Saara Raappana, age 48, of Marshall, Minnesota, died under the care of hospice with family at her side on Wednesday, March 27, 2024, at her home. Her family will be hosting a Celebration of Life Memorial Gathering from 6:00 - 8:00 p.m. Wednesday, April 3, 2024, in the Clubhouse (part of the Football Field Suites) at The Schwan Regional Event Center on the Southwest Minnesota State University campus - It will also be available on Zoom. Parking will be available in the RA Lot, south of the stadium. Campus map available here: https://www.smsu.edu/map/index.html
In lieu of flowers, the family recommends at least one of these ways to remember Saara:
- donate to the SMSU Foundation to help establish a scholarship in her name (Please include Saara’s name in the comment section on the online form or memo line on checks.);
- purchase a copy of her book Chamber After Chamber and donate it to your local library;
- donate your time and/or needed items to your local no-kill animal shelter.
Saara was born on July 14 in Marquette, MI, and carried her Yooper identity with great pride. She graduated from Marinette High School (WI) in 1993. She received her bachelor of arts in English and in human development from the University of Wisconsin-Green Bay in 1999 before earning her MFA in poetry from the University of Florida in 2007. In Gainesville, Saara met her future husband, Eric Doise. During many late nights at Waffle House and watching The OC and Gilmore Girls, they fell in love and eventually married in 2008 on Lookout Mountain. She would serve in Peace Corps China with Eric from 2011-2013 before the two moved to Marshall.
Saara was a master writer. She recently won the Juniper Prize for Poetry for her book Chamber After Chamber (UMass Press). She also published the poetry chapbooks A Story of America Goes Walking (Shechem Press) and Milk Tooth, Levee, Fever (Dancing Girl Press). Her poetry earned her numerous grants and scholarships—including from the Southwest Minnesota Arts Council and Sewanee Writers Conference. Her poem “Letter to My Teenaged Self” was a winner of Best of the Net in 2016. She had recently started writing fiction, winning a Minnesota State Arts Board grant. Her writing garnered multiple Pushcart Prize nominations.

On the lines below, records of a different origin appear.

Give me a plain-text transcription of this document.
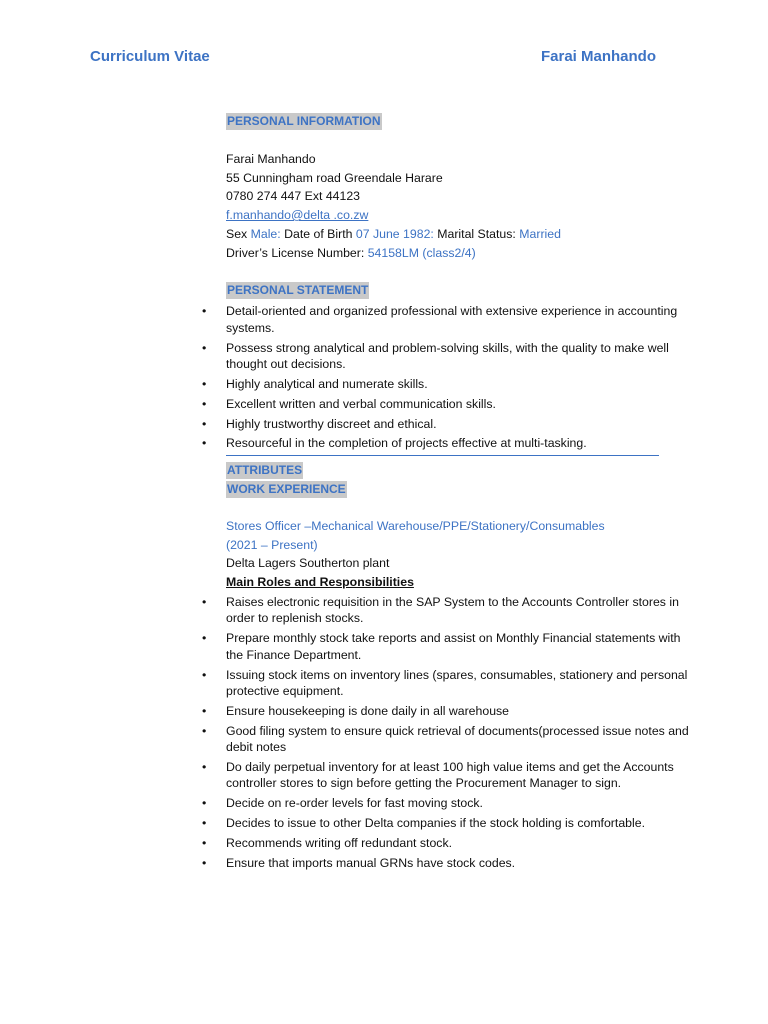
Curriculum Vitae	Farai Manhando
PERSONAL INFORMATION
Farai Manhando
55 Cunningham road Greendale Harare
0780 274 447 Ext 44123
f.manhando@delta .co.zw
Sex Male: Date of Birth 07 June 1982: Marital Status: Married
Driver’s License Number: 54158LM (class2/4)
PERSONAL STATEMENT
• Detail-oriented and organized professional with extensive experience in accounting systems.
• Possess strong analytical and problem-solving skills, with the quality to make well thought out decisions.
• Highly analytical and numerate skills.
• Excellent written and verbal communication skills.
• Highly trustworthy discreet and ethical.
• Resourceful in the completion of projects effective at multi-tasking.
ATTRIBUTES
WORK EXPERIENCE
Stores Officer –Mechanical Warehouse/PPE/Stationery/Consumables
(2021 – Present)
Delta Lagers Southerton plant
Main Roles and Responsibilities
• Raises electronic requisition in the SAP System to the Accounts Controller stores in order to replenish stocks.
• Prepare monthly stock take reports and assist on Monthly Financial statements with the Finance Department.
• Issuing stock items on inventory lines (spares, consumables, stationery and personal protective equipment.
• Ensure housekeeping is done daily in all warehouse
• Good filing system to ensure quick retrieval of documents(processed issue notes and debit notes
• Do daily perpetual inventory for at least 100 high value items and get the Accounts controller stores to sign before getting the Procurement Manager to sign.
• Decide on re-order levels for fast moving stock.
• Decides to issue to other Delta companies if the stock holding is comfortable.
• Recommends writing off redundant stock.
• Ensure that imports manual GRNs have stock codes.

After largely avoiding exercise, Saara dedicated herself to working out in 2017. A licensed personal trainer and co-owner of the gym Restored Strength, Saara detested diet culture and toxic communication common to the fitness industry. She was listed in Psychology Today as a pioneer in using strength training for mental illness recovery and was an early adopter of trauma-informed weightlifting.
Saara made everyone feel welcome. As an educator, she convinced students who had been labeled “bad writers” that they had been lied to. Her warmth, smile, and laughter lit up every room she was in, but her fierceness, loyalty, and strong sense of justice led her to fight for her loved ones and those bullied or abandoned. She was usually the funniest person in the room and also the smartest, but avoided pretention. Her sense of fashion was all her own: refined, bold, bright, and modern. There was not an animal she did not love, even those that scared her.
Saara was predeceased by her beloved cat Spot. She is survived by her husband Eric Doise and cats Quintron Mr. Pussycat and Winifred Burkle Ms. Pussycat as well as her parents Paul and Sandra (Koski) Raappana. She is also survived by her parents Earl and Kathy (Hollander) Dau and four brothers: Keith Dau, his partner Shannon Beric, and his children Katelynn and Tyler; Josh Dau and his daughter Tenley Lewis; Chad Dau, his wife Wende (Fisher), and their children Addison and Mack; and Nate Dau and his wife Jenni (Hart).